Originally conceived in 2010 as a short-lived project to pair a film enthusiast with the respective scientific expert on the film’s subject after presenting a science fiction movie, the idea of dialogue and curiosity, in cooperation with the Denver Museum of Nature and Science, still is around today.
And with each film presentation hosted by Vincent Piturro, professor of Film and Media Studies at Metropolitan State University, CO, and the editor of the book at hand, he now presents this idea of how film and science could meet on the pages of The Science of Sci-Fi Cinema.
At the museum, following the screenings of the film series, a scientist usually would enlarge on the feasibility of the movie’s theme for the audiences.
Or rather, explain whether the film’s story was halfway realistic or if the enterprise and action could be done with today’s technology or what developments, inventions and breakthrough scientific machines would allow interstellar travel, communication with aliens, or laboratory designed monstrosities.
As science fiction films for Piturro simply “present hypothetical futures, featuring imagined technological advancements—not yet realized but perhaps (more or less) plausible.”
As the theater audience over the decades became more interested in the sciences and science-fiction movies, the genre attracted more and more people, so its directors looked for plausible ways of presenting technology in the films.

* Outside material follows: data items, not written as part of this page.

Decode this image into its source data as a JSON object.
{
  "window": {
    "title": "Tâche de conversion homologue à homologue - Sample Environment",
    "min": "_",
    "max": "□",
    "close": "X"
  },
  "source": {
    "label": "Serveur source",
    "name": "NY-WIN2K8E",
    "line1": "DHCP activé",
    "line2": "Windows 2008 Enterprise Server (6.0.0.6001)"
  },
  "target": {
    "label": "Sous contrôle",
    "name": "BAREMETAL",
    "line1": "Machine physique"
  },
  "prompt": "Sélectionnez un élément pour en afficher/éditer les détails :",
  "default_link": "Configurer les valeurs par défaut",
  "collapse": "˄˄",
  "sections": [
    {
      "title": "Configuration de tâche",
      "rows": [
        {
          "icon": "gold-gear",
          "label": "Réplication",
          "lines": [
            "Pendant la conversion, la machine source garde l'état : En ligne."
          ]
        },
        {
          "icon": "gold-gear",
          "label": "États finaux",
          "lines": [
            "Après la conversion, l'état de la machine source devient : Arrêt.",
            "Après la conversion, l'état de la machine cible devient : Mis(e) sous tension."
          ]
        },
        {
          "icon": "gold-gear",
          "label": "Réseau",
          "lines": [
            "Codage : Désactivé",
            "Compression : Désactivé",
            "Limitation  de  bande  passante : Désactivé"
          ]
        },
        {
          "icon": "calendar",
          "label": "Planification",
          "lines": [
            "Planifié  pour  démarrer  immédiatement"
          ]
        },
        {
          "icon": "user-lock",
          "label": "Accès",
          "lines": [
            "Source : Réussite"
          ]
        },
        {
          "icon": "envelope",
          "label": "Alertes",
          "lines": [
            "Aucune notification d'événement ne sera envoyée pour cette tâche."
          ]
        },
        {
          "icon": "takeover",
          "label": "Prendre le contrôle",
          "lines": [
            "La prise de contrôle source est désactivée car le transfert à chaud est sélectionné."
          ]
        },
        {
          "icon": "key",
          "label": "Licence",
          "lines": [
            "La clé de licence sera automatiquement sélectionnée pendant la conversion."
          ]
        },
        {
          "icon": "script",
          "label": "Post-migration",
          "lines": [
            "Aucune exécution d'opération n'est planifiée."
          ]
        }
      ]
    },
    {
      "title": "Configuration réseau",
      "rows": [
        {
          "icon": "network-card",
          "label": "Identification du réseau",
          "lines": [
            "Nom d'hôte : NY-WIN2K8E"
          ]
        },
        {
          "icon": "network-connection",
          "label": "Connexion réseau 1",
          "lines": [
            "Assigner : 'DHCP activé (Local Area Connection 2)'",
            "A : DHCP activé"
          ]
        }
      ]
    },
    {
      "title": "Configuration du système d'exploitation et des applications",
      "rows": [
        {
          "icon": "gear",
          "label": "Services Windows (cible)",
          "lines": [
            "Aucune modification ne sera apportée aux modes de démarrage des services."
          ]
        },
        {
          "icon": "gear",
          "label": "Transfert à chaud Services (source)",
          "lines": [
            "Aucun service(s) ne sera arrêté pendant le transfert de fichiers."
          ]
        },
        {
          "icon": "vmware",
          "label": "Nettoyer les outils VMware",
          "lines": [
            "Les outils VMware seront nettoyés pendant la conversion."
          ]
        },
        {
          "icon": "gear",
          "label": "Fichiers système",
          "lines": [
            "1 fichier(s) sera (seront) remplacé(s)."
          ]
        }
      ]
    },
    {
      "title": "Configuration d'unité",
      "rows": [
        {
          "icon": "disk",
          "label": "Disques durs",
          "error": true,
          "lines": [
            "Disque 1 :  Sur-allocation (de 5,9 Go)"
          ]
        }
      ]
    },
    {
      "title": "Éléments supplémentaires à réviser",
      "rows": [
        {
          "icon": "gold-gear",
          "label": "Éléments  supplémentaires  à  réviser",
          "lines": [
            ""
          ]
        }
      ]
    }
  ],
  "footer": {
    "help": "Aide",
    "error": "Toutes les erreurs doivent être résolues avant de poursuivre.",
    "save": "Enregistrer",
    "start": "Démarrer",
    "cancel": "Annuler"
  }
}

At a certain time, around the 1990s, some directors started to present advanced scientific apparatus and tools in their films; hardware that then was not too far away from contemporary machines and technology to promote a ‘realistic’ outcome and story.
The individual films and ten chapters here “… were all chosen in discussion with each of the scientists, and they flow from our work in the annual [Denver] Science Fiction Film Series. Some are more popular/well-known films, and some are smaller, independent films.” The ten movies commented on are Arrival (2016), Interstellar (2014), 2001: A Space Odyssey (1968), Children of Men (2006), Perfect Sense (2011), Upstream Color (2013), Contact (1998), Jurassic Park (1992), King Kong (1933), and The Martian (2015) “… with a focus on discerning the possible, the unlikely, and the purely science fictional.”
Each movie is shortly introduced by Piturro and then commented on by an acclaimed Denver scientist familiar with current technology, and the fictional advanced machines/technology used and highlighted in the films. Among the scientists consulted are zoologists, Mars scientists, paleontologists, space scientists, geneticists, and astronomers.
Not only do all films feature technology/science as a main actor, in his introductions to each movie Piturro equally strives “to address how each film answers the central question of science fiction, in my opinion: ‘What does it mean to be human?’”
Naturally, several other movies such as Terminator (1984), Alien (1979), Star Wars (1977), Close Encounters of the Third Kind (1977), The Matrix (1999), and others are mentioned throughout the essays, as they all influenced the development of the genre.
Except for 2001, a film that has amassed a huge canon of literature over the years, all texts are rather brief and usually less than 20 pages long. Still, they are all are worth reading, Charles Hoge’s and Joseph Sertich’s take on Jurassic Park and Ka Chun Yu’s musing on Interstellar may stand out at the bit.
The Science of Sci-Fi Cinema is a diverting read, as it takes movie criticism one step further, in this case almost into the lab or close to the lecture hall. Fortunately, the texts hold the balance between information and entertainment, so the layman reader not professionally involved in the disciplines will not be bored with intricate theories or technical jargon.
Review by Dr. A. Ebert © 2022
Vincent Piturro (ed.) The Science of Sci-Fi Cinema: Essays on the Art and Principles of Ten Films. McFarland, 2021, 202 p.